ただし、実際にはサポートしてくれる内容にも限界があり、契約を悪用した事件も発生しています。業務監督してくれる弁護士や行政書士など、第三者を交えて契約書を結んでおくと安心です。
後見人制度を活用
後見人制度を活用する際、身寄りのない人におすすめなのは任意後見人の制度です。この制度を利用することで、自分の判断力が低下した場合でも、第三者が契約内容に基づいて財産管理を代行してくれるため、安心感があります。
後見人制度には、任意後見人と法定後見人の2つの形態が存在します。
任意後見人は、心身ともに健康で判断能力がしっかりしている人が、将来のために契約内容を取り決めるものです。本人が財産を管理できなくなった際には、管理や手続きを代行してくれます。
一方、法定後見人は、本人が亡くなった後に発生する問題やトラブルを解決するために、血縁や相続人が裁判所に申し立てを行い、管理やサポートを行う制度です。
親族がいない場合や、親族に迷惑をかけたくない場合には、健康なうちに自ら任意後見人を選定することが重要です。任意後見人を選ぶことで、自分の認知力が低下した場合や病気になったときにもある程度の安心感を得ることができます。
遺言書を作成
遺言書を作成することは、身寄りのない人でも自らの希望を記載し、他者や慈善団体に財産を譲る手段として有益です。これを遺贈寄付と呼びます。

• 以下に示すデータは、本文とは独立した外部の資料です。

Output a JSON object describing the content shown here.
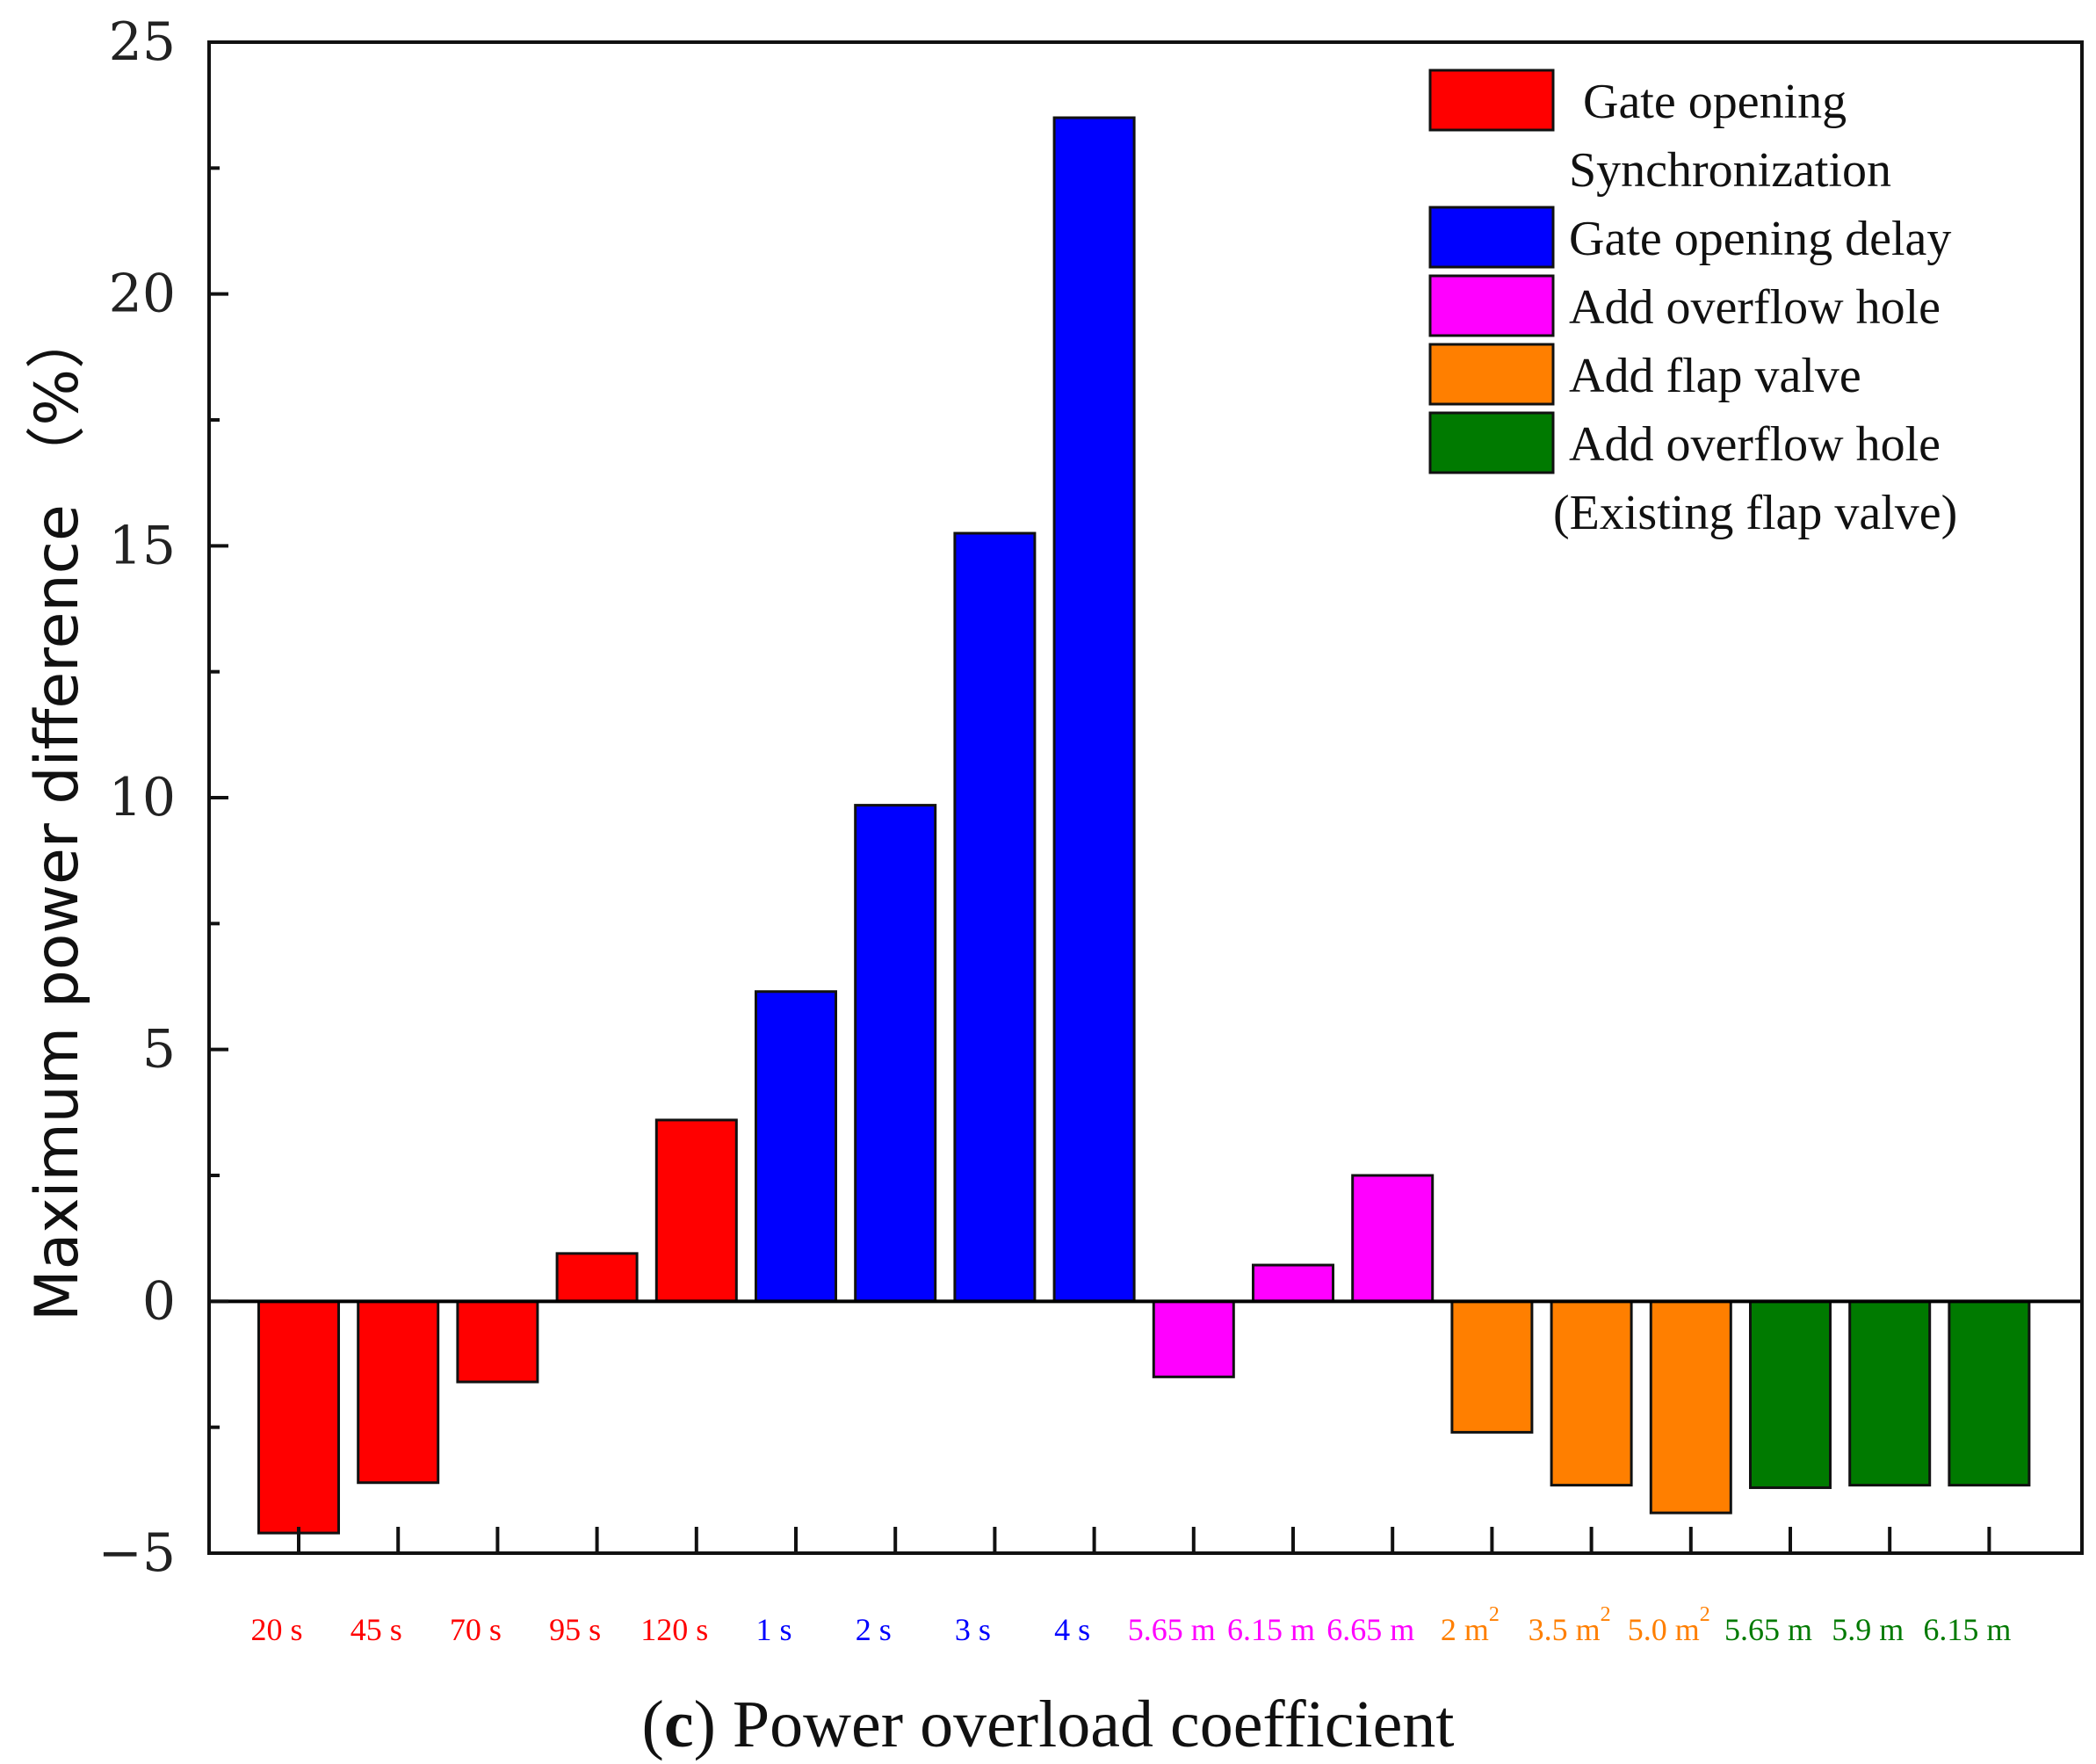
{
  "chart_data": {
    "type": "bar",
    "title": "",
    "xlabel": "",
    "ylabel": "Maximum power difference （%）",
    "ylim": [
      -5,
      25
    ],
    "yticks": [
      25,
      20,
      15,
      10,
      5,
      0,
      -5
    ],
    "ytick_labels": [
      "25",
      "20",
      "15",
      "10",
      "5",
      "0",
      "−5"
    ],
    "grid": false,
    "legend_position": "top-right",
    "groups": [
      {
        "name": "Gate opening Synchronization",
        "color": "#ff0000"
      },
      {
        "name": "Gate opening delay",
        "color": "#0000ff"
      },
      {
        "name": "Add overflow hole",
        "color": "#ff00ff"
      },
      {
        "name": "Add flap valve",
        "color": "#ff7f00"
      },
      {
        "name": "Add overflow hole (Existing flap valve)",
        "color": "#007a00"
      }
    ],
    "categories": [
      {
        "label": "20 s",
        "sup": "",
        "value": -4.6,
        "group": 0
      },
      {
        "label": "45 s",
        "sup": "",
        "value": -3.6,
        "group": 0
      },
      {
        "label": "70 s",
        "sup": "",
        "value": -1.6,
        "group": 0
      },
      {
        "label": "95 s",
        "sup": "",
        "value": 0.95,
        "group": 0
      },
      {
        "label": "120 s",
        "sup": "",
        "value": 3.6,
        "group": 0
      },
      {
        "label": "1 s",
        "sup": "",
        "value": 6.15,
        "group": 1
      },
      {
        "label": "2 s",
        "sup": "",
        "value": 9.85,
        "group": 1
      },
      {
        "label": "3 s",
        "sup": "",
        "value": 15.25,
        "group": 1
      },
      {
        "label": "4 s",
        "sup": "",
        "value": 23.5,
        "group": 1
      },
      {
        "label": "5.65 m",
        "sup": "",
        "value": -1.5,
        "group": 2
      },
      {
        "label": "6.15 m",
        "sup": "",
        "value": 0.72,
        "group": 2
      },
      {
        "label": "6.65 m",
        "sup": "",
        "value": 2.5,
        "group": 2
      },
      {
        "label": "2 m",
        "sup": "2",
        "value": -2.6,
        "group": 3
      },
      {
        "label": "3.5 m",
        "sup": "2",
        "value": -3.65,
        "group": 3
      },
      {
        "label": "5.0 m",
        "sup": "2",
        "value": -4.2,
        "group": 3
      },
      {
        "label": "5.65 m",
        "sup": "",
        "value": -3.7,
        "group": 4
      },
      {
        "label": "5.9 m",
        "sup": "",
        "value": -3.65,
        "group": 4
      },
      {
        "label": "6.15 m",
        "sup": "",
        "value": -3.65,
        "group": 4
      }
    ]
  },
  "legend": {
    "entries": [
      {
        "lines": [
          "Gate opening",
          "Synchronization"
        ],
        "color": "#ff0000"
      },
      {
        "lines": [
          "Gate opening delay"
        ],
        "color": "#0000ff"
      },
      {
        "lines": [
          "Add overflow hole"
        ],
        "color": "#ff00ff"
      },
      {
        "lines": [
          "Add flap valve"
        ],
        "color": "#ff7f00"
      },
      {
        "lines": [
          "Add overflow hole",
          "(Existing flap valve)"
        ],
        "color": "#007a00"
      }
    ]
  },
  "caption": {
    "label": "c",
    "text": " Power overload coefficient"
  }
}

遺贈寄付は、被相続人の遺産を遺言書によって特定の団体や個人に譲渡することで、社会貢献活動に役立てられます。
身寄りのない人が国に遺産を納めるよりも、自分が支持する活動や団体で有効に活用されることが希望である場合、遺贈寄付は意義深い選択となります。
遺言書を作成することで、自分の遺産を社会貢献のために活用したいと考える人にとって、具体的な遺贈寄付先や希望事項をしっかりと記述することが重要です。子どもの未来の支援や災害被災者への支援など、個々の想いを具現化する手段として、遺言書は有益です。
遺贈寄付に関心がある方は、詳細やメリット・デメリットについて知りたい場合は、専門家の助言を得たり、関連情報を参考にすることがおすすめです。